Il Psi muore nel 1994. L’anno, guarda caso, in cui Silvio Berlusconi, il tycoon delle tv private, fedelissimo di Bettino Craxi, va a Palazzo Chigi. Fine della prima Repubblica, va in onda la seconda. Un anno cruciale della storia repubblicana. Da cui Lelio Lagorio, ex granduca di Toscana, ex ministro socialista, craxiano della prima ora, parte nel suo ultimo libro, “L’esplosione. Storia della disgregazione del PSI”, edito da Polistampa. Parte dalla fine, Lagorio. La fine del Psi. La sua esplosione, appunto. Perché è morto il partito socialista italiano?, si chiede Lagorio.
Il libro, scritto con agile penna di politico imprestato al giornalismo, tenta di ricostruire la storia del tramonto del PSI dando una sua risposta agli interrogativi che quell’epoca ancora suscita nell’opinione pubblica e facendo parlare fatti e documenti. Ovviamente è una ricostruzione di parte. La parte di Lagorio che per venticinque anni è stato nella direzione socialista e nel periodo in cui questo libro si riferisce (1990-1994) è stato membro della segreteria del partito. Libro però non fazioso. Libro che vale più come testimonianza di un protagonista dell’esplosione che per l’inviduazione delle cause della fine del Psi. Una testimonianza di alto livello documentario perché Lagorio pubblica il diario degli appunti che era solito prendere ad ogni riunione del partito. Quasi una sorta di verbali. Scritti però non in forma notarile, oggettiva ma con taglio politico. Documenti di cui gli storici dovranno tener conto.

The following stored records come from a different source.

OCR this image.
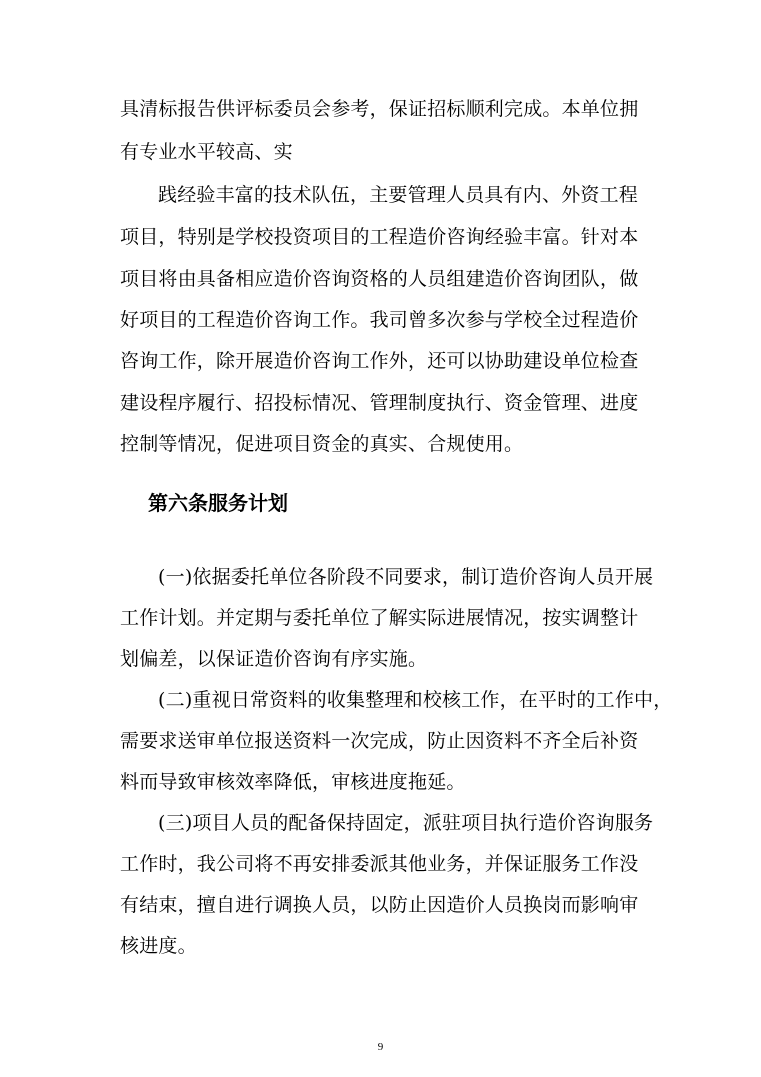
具清标报告供评标委员会参考，保证招标顺利完成。本单位拥
有专业水平较高、实
践经验丰富的技术队伍，主要管理人员具有内、外资工程
项目，特别是学校投资项目的工程造价咨询经验丰富。针对本
项目将由具备相应造价咨询资格的人员组建造价咨询团队，做
好项目的工程造价咨询工作。我司曾多次参与学校全过程造价
咨询工作，除开展造价咨询工作外，还可以协助建设单位检查
建设程序履行、招投标情况、管理制度执行、资金管理、进度
控制等情况，促进项目资金的真实、合规使用。
第六条服务计划
(一)依据委托单位各阶段不同要求，制订造价咨询人员开展
工作计划。并定期与委托单位了解实际进展情况，按实调整计
划偏差，以保证造价咨询有序实施。
(二)重视日常资料的收集整理和校核工作，在平时的工作中，
需要求送审单位报送资料一次完成，防止因资料不齐全后补资
料而导致审核效率降低，审核进度拖延。
(三)项目人员的配备保持固定，派驻项目执行造价咨询服务
工作时，我公司将不再安排委派其他业务，并保证服务工作没
有结束，擅自进行调换人员，以防止因造价人员换岗而影响审
核进度。
9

Sulle cause Lagorio sbarazza il campo da una sorta di giustificazionismo che in questi anni ha aleggiato negli ex socialisti. La giustificazione secondo la quale il Psi sarebbe morto per responsabilità dei giudici. Un partito vittima non dei propri errori ma di una presunta vocazione golpista dei cosiddetti giudici rossi. Un partito morto non per consunzione della propria politica ma per decapitazione togata. Sì, anche i giudici sono una causa, spiega Lagorio, ma non la “vera” e comunque non la “sola”. Ci sono anche altri fattori. Esterni: poteri forti, ambienti internazionali, avversari. Interni: errori politici e divisioni del gruppo dirigente del PSI. Lagorio dice che «il libro non è la storia di una sconfitta, ma la storia di una vittoria ideale che non si è trasformata in vittoria politica». E’ forse qui sta una delle ragioni del fallimento di resuscitare il Psi. Perché gli ex socialisti sono ancora convinti di aver visto giusto e che solo «un destino baro e cinico» (per dirla alla Saragat), ha impedito loro la “vittoria politica”.